2.4.2. Standard CMake Options

The following standard CMake variables can also be used to configure the build:

Installation Path:
  • CMAKE_INSTALL_PREFIX - Installation directory for ChASE (default: /usr/local on Unix systems)

Compiler Selection:
  • CMAKE_CXX_COMPILER - Path to the C++ compiler (e.g., /usr/bin/g++, /usr/bin/clang++)

  • CMAKE_C_COMPILER - Path to the C compiler (e.g., /usr/bin/gcc, /usr/bin/clang)

  • CMAKE_Fortran_COMPILER - Path to the Fortran compiler (e.g., /usr/bin/gfortran)

MPI Configuration:
  • MPI_CXX_COMPILER - Path to the MPI C++ compiler wrapper (e.g., /usr/bin/mpicxx)

  • MPI_C_COMPILER - Path to the MPI C compiler wrapper (e.g., /usr/bin/mpicc)
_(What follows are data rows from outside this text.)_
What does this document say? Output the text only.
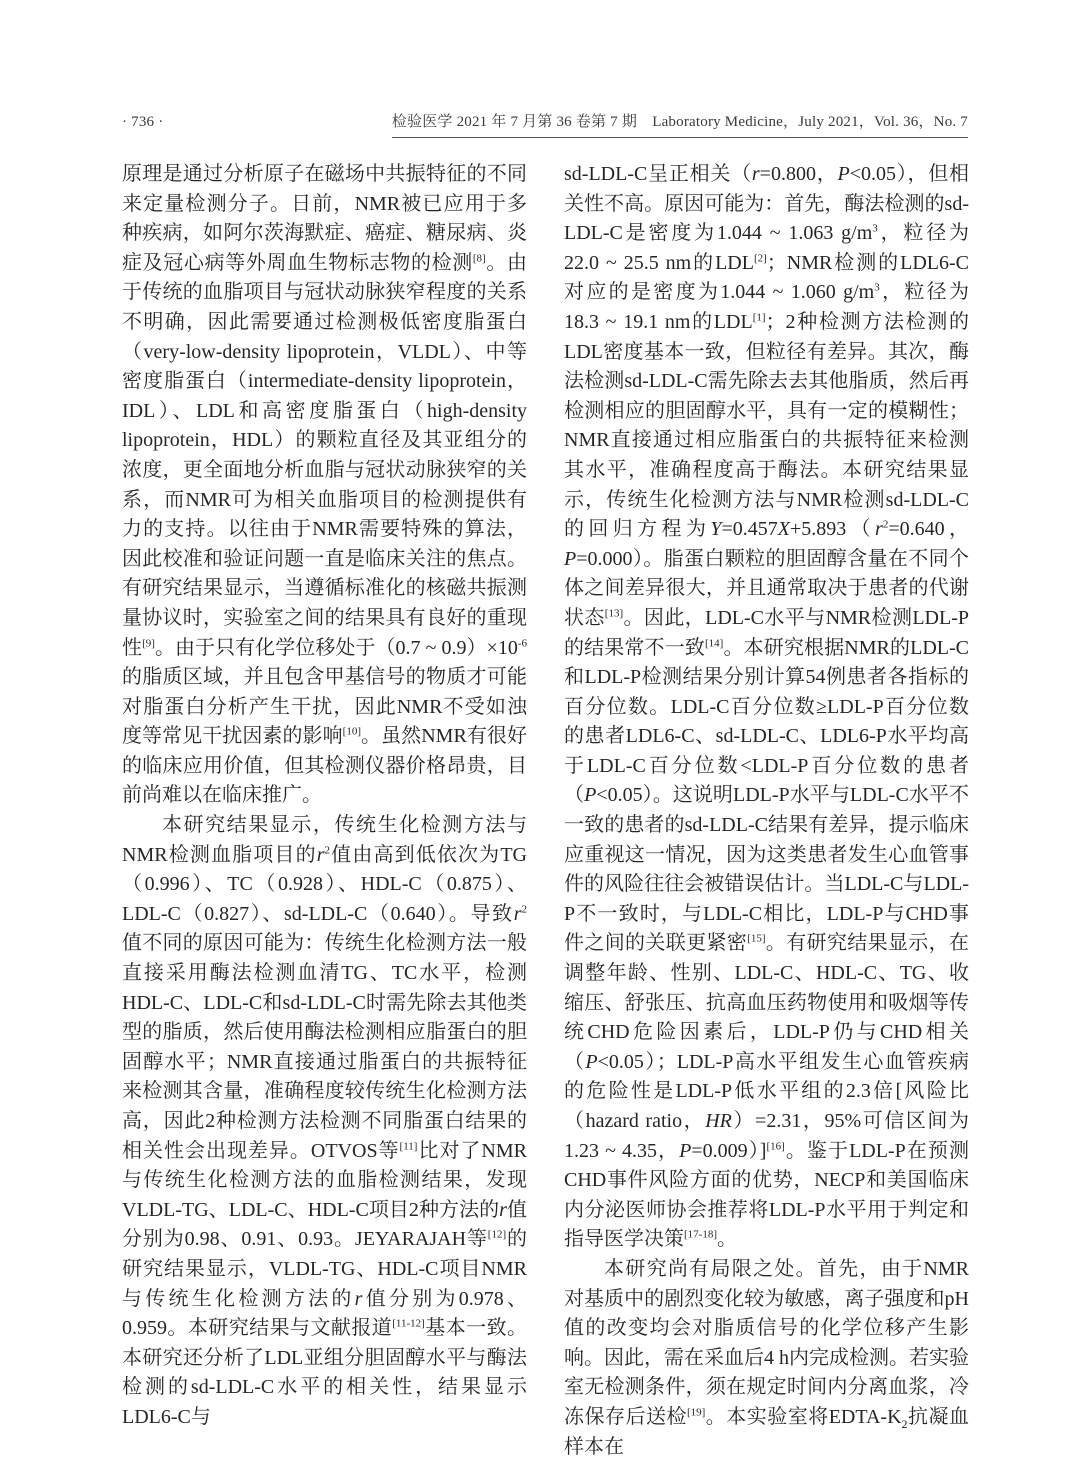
· 736 ·	检验医学 2021 年 7 月第 36 卷第 7 期　Laboratory Medicine，July 2021，Vol. 36，No. 7

原理是通过分析原子在磁场中共振特征的不同来定量检测分子。日前，NMR被已应用于多种疾病，如阿尔茨海默症、癌症、糖尿病、炎症及冠心病等外周血生物标志物的检测[8]。由于传统的血脂项目与冠状动脉狭窄程度的关系不明确，因此需要通过检测极低密度脂蛋白（very-low-density lipoprotein，VLDL）、中等密度脂蛋白（intermediate-density lipoprotein，IDL）、LDL和高密度脂蛋白（high-density lipoprotein，HDL）的颗粒直径及其亚组分的浓度，更全面地分析血脂与冠状动脉狭窄的关系，而NMR可为相关血脂项目的检测提供有力的支持。以往由于NMR需要特殊的算法，因此校准和验证问题一直是临床关注的焦点。有研究结果显示，当遵循标准化的核磁共振测量协议时，实验室之间的结果具有良好的重现性[9]。由于只有化学位移处于（0.7 ~ $0.9)\times 10^{-6}$的脂质区域，并且包含甲基信号的物质才可能对脂蛋白分析产生干扰，因此NMR不受如浊度等常见干扰因素的影响[10]。虽然NMR有很好的临床应用价值，但其检测仪器价格昂贵，目前尚难以在临床推广。

本研究结果显示，传统生化检测方法与NMR检测血脂项目的$r^2$值由高到低依次为TG（0.996）、TC（0.928）、HDL-C（0.875）、LDL-C（0.827）、sd-LDL-C（0.640）。导致$r^2$值不同的原因可能为：传统生化检测方法一般直接采用酶法检测血清TG、TC水平，检测HDL-C、LDL-C和sd-LDL-C时需先除去其他类型的脂质，然后使用酶法检测相应脂蛋白的胆固醇水平；NMR直接通过脂蛋白的共振特征来检测其含量，准确程度较传统生化检测方法高，因此2种检测方法检测不同脂蛋白结果的相关性会出现差异。OTVOS等[11]比对了NMR与传统生化检测方法的血脂检测结果，发现VLDL-TG、LDL-C、HDL-C项目2种方法的r值分别为0.98、0.91、0.93。JEYARAJAH等[12]的研究结果显示，VLDL-TG、HDL-C项目NMR与传统生化检测方法的r值分别为0.978、0.959。本研究结果与文献报道[11-12]基本一致。本研究还分析了LDL亚组分胆固醇水平与酶法检测的sd-LDL-C水平的相关性，结果显示LDL6-C与

sd-LDL-C呈正相关（r=0.800，P<0.05），但相关性不高。原因可能为：首先，酶法检测的sd-LDL-C是密度为1.044 ~ 1.063 $g/m^3$，粒径为22.0 ~ 25.5 nm的LDL[2]；NMR检测的LDL6-C对应的是密度为1.044 ~ 1.060 $g/m^3$，粒径为18.3 ~ 19.1 nm的LDL[1]；2种检测方法检测的LDL密度基本一致，但粒径有差异。其次，酶法检测sd-LDL-C需先除去去其他脂质，然后再检测相应的胆固醇水平，具有一定的模糊性；NMR直接通过相应脂蛋白的共振特征来检测其水平，准确程度高于酶法。本研究结果显示，传统生化检测方法与NMR检测sd-LDL-C的回归方程为$Y=0.457X+5.893(r^2=0.640$，P=0.000）。脂蛋白颗粒的胆固醇含量在不同个体之间差异很大，并且通常取决于患者的代谢状态[13]。因此，LDL-C水平与NMR检测LDL-P的结果常不一致[14]。本研究根据NMR的LDL-C和LDL-P检测结果分别计算54例患者各指标的百分位数。LDL-C百分位数≥LDL-P百分位数的患者LDL6-C、sd-LDL-C、LDL6-P水平均高于LDL-C百分位数<LDL-P百分位数的患者（P<0.05）。这说明LDL-P水平与LDL-C水平不一致的患者的sd-LDL-C结果有差异，提示临床应重视这一情况，因为这类患者发生心血管事件的风险往往会被错误估计。当LDL-C与LDL-P不一致时，与LDL-C相比，LDL-P与CHD事件之间的关联更紧密[15]。有研究结果显示，在调整年龄、性别、LDL-C、HDL-C、TG、收缩压、舒张压、抗高血压药物使用和吸烟等传统CHD危险因素后，LDL-P仍与CHD相关（P<0.05）；LDL-P高水平组发生心血管疾病的危险性是LDL-P低水平组的2.3倍[风险比（hazard ratio，HR）=2.31，95%可信区间为1.23 ~ 4.35，P=0.009）][16]。鉴于LDL-P在预测CHD事件风险方面的优势，NECP和美国临床内分泌医师协会推荐将LDL-P水平用于判定和指导医学决策[17-18]。

本研究尚有局限之处。首先，由于NMR对基质中的剧烈变化较为敏感，离子强度和pH值的改变均会对脂质信号的化学位移产生影响。因此，需在采血后4 h内完成检测。若实验室无检测条件，须在规定时间内分离血浆，冷冻保存后送检[19]。本实验室将EDTA-$K_2$抗凝血样本在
  • MPI_Fortran_COMPILER - Path to the MPI Fortran compiler wrapper (e.g., /usr/bin/mpif90)

CUDA Configuration:
  • CMAKE_CUDA_ARCHITECTURES - CUDA compute capability architectures to target. Can be a single value (e.g., 86 for RTX 3090) or a semicolon-separated list (e.g., "70;75;80;86"). This option should always be set when building with CUDA support, regardless of CMake version.

Build Type:
  • CMAKE_BUILD_TYPE - Build type: Release (optimized, default), Debug (with debug symbols), RelWithDebInfo (optimized with debug info), or MinSizeRel (minimum size)

2.4.3. Example Usage

Here are some example CMake configuration commands demonstrating the use of various options:

Basic build with examples:
cmake .. -DCMAKE_INSTALL_PREFIX=/path/to/install \
         -DCHASE_BUILD_WITH_EXAMPLES=ON
Build with GPU support and specific CUDA architecture:
cmake .. -DCMAKE_INSTALL_PREFIX=/path/to/install \
         -DCMAKE_CUDA_ARCHITECTURES=86 \
         -DCHASE_BUILD_WITH_EXAMPLES=ON
Build with debugging output and profiling:
cmake .. -DCMAKE_BUILD_TYPE=Debug \
         -DCHASE_OUTPUT=ON \
         -DCHASE_USE_NVTX=ON
Build with custom compilers and MPI:
cmake .. -DCMAKE_CXX_COMPILER=/usr/bin/g++-11 \
         -DCMAKE_C_COMPILER=/usr/bin/gcc-11 \
         -DMPI_CXX_COMPILER=/usr/bin/mpicxx \
         -DCHASE_ENABLE_OPENMP=ON
Build with tests enabled:
cmake .. -DENABLE_TESTS=ON \
         -DMPI_RUN=srun \
         -DMPI_RUN_ARGS="--ntasks=4"

Note: When using ENABLE_TESTS=ON, you may also need to set MPI_RUN (the MPI launcher command, e.g., mpirun or srun) and optionally MPI_RUN_ARGS (additional arguments for the MPI launcher).